Silk Dressing Wrap Essential
“Anything else?”
“For lounging purposes he needs a silk dressing wrap, a flannel robe for beach wear and a flannel throw-over for the bath. And in hats, a man ought to have a silk hat, an opera hat, a soft black hat for dinner clothes, a derby, two or three fedoras, and two or three caps for motoring and sport. He ought to have shoes for dress, morning coat, business and sport.
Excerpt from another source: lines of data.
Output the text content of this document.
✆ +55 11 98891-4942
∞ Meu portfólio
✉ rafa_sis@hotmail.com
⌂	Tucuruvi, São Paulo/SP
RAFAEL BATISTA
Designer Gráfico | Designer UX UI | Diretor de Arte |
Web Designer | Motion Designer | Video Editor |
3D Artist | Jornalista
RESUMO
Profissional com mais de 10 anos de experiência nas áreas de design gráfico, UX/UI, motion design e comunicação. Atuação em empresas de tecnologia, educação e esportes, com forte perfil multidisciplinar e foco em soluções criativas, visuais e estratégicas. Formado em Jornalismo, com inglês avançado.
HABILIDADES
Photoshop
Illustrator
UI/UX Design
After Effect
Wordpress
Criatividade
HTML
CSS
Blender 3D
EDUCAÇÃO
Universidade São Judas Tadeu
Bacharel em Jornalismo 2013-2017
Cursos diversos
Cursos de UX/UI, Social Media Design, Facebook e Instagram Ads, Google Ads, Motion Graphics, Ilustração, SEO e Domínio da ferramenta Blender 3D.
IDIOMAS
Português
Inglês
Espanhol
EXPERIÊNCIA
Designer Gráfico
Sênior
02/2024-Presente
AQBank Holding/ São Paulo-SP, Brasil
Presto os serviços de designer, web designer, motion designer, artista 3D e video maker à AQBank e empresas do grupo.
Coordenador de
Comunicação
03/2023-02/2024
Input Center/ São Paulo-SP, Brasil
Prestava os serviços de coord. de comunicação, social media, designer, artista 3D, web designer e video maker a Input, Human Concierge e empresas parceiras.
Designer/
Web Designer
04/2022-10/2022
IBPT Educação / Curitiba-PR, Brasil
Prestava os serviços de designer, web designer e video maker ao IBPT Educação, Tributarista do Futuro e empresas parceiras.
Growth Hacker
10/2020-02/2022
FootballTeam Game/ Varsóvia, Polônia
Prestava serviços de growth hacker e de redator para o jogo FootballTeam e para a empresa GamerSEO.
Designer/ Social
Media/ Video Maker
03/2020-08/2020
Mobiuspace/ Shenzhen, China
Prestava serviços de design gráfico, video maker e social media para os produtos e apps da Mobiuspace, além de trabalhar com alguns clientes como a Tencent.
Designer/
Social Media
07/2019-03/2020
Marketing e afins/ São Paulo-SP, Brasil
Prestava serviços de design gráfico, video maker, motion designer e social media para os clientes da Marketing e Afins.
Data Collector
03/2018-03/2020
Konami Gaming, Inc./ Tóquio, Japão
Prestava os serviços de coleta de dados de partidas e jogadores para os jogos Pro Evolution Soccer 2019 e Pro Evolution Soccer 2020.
That’s about everything, except odds and ends like jewelry, walking sticks, gloves, luggage and so on.”
I was watching Gregory closely. He seemed remarkably nonchalant and unimpressed.
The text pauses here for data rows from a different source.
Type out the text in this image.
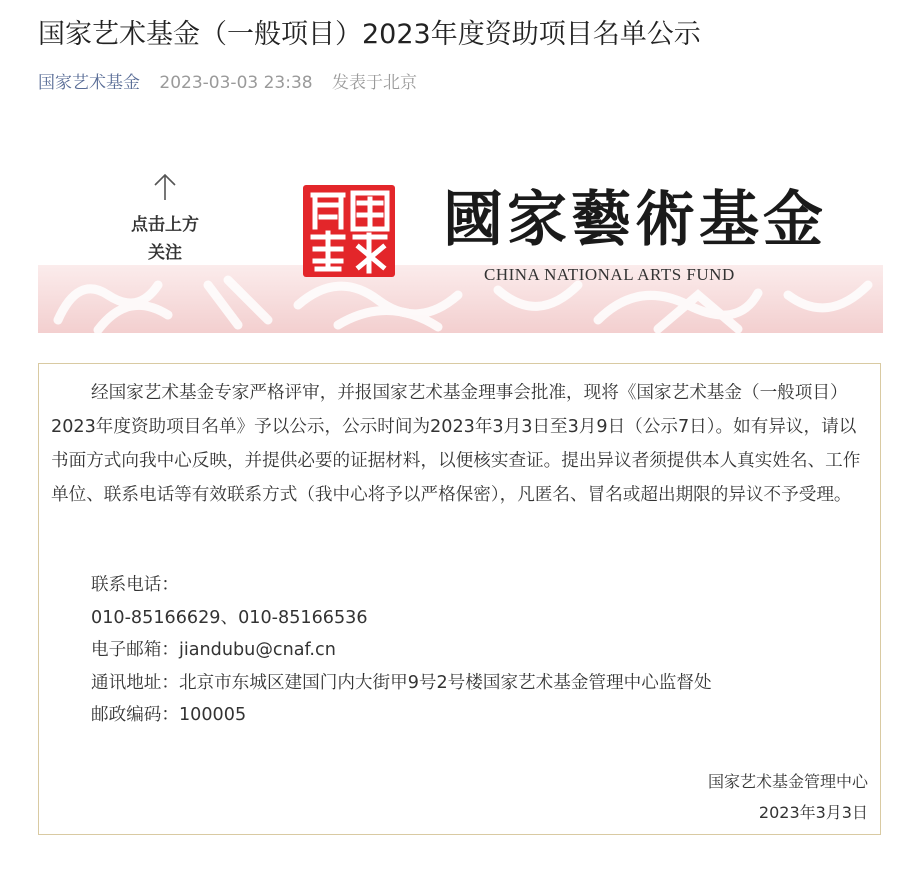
国家艺术基金（一般项目）2023年度资助项目名单公示
国家艺术基金 2023-03-03 23:38 发表于北京
点击上方
关注	國家藝術基金
CHINA NATIONAL ARTS FUND

经国家艺术基金专家严格评审，并报国家艺术基金理事会批准，现将《国家艺术基金（一般项目）2023年度资助项目名单》予以公示，公示时间为2023年3月3日至3月9日（公示7日）。如有异议，请以书面方式向我中心反映，并提供必要的证据材料，以便核实查证。提出异议者须提供本人真实姓名、工作单位、联系电话等有效联系方式（我中心将予以严格保密），凡匿名、冒名或超出期限的异议不予受理。

联系电话：
010-85166629、010-85166536
电子邮箱：jiandubu@cnaf.cn
通讯地址：北京市东城区建国门内大街甲9号2号楼国家艺术基金管理中心监督处
邮政编码：100005
国家艺术基金管理中心
2023年3月3日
When we got outside I said:
“What did you think of that?”
“Not bad,” Gregory said.
“You haven’t got a list like that, have you?”
“No. I’m missing in a few things, but I’ve got some things they haven’t got.”
“How many suits have you got?”
“Well, I’ve got this one and my blue one for funerals and weddings, and that Harris tweed I used to wear. The pants have worn through on it, but the coat’s all right. I use it for fishing. That’s one sport suit.”
“Haven’t you any dress clothes?”
“Yes. I was just thinking about that. I have a dinner coat. I lent it to Bill about two years ago and haven’t seen it since. I must ask him about that. But you could say I have a dinner coat all right.”
“Well, that’s four, with the pants missing in one. Three and a half really. What else hare you got?”
“I’ve got a pair of Scotch waders and wading sandals and a fishing coat.”
“We counted the fishing coat.”
“This is another one. A short canvas jacket. It just has sleeves and a piece across the shoulders to go above the Scotch waders.”
“You shouldn’t count that anyway. The sport clothes on the list were two golf suits. There wasn’t anything about fishing.”
“That’s ridiculous,” Gregory said. “It’s for sport, isn’t it?”
“No,” I said, “for gentlemen.”
“Golfers,” Gregory said bitterly. “Bond salesmen. They aren’t Intelligent enough to be anglers. What does a tailor know about trout, anyway?”
“Never mind,” I said. “We’ll count the jacket and waders as another suit. That makes five, and the list calls for twelve. How do you compare in shirts and sox and things like that?”
“Sox,” Gregory said. “A dozen pair of sox is nothing. I’ve got so many sox I’ve never counted them; the whole bottom drawer full. Some of my sox go right back to Varsity days. They’re the only thing I’ve got left from my education.”
“Have you got a silk dressing wrap for lounging and a flannel robe for the beach? And batiste pyjamas?”
“No. But I’ve got something like that they forgot on the list.”
“What is it”
“Nightshirts. Flannel nightshirts.”
“Somebody’ll hear you, Greg.”
“Listen, Charles,” Gregory said. “If I can’t wear my nightshirts we may as well stop being gentleman right now.”
Editor’s Notes: Though I don’t normally include stories not by Greg, I make an exception if it is about Greg. This is another “proto-Greg-Jim” story from Charles Vining, a fellow reporter at the Star Weekly, who was Greg’s “partner” in occasional stories illustrated by Jim up until 1928.
“Sheik’s Clothing” is in reference to the 1921 film “The Sheik” starring Rudolph Valentino. Throughout the 1920s, “sheik” was slang for a handsome man.
They went to the King Edward Hotel in Toronto, where Greg would actually live from 1966 until his death in 1977.
Identification discs were earlier versions of “dog-tags” in the army.
“Lady Vere de Vere” refers to the aristocratic lady in a poem by Alfred Tennyson, Lady Clara Vere de Vere.
A “German goitre” was a slang term for a “beer belly”.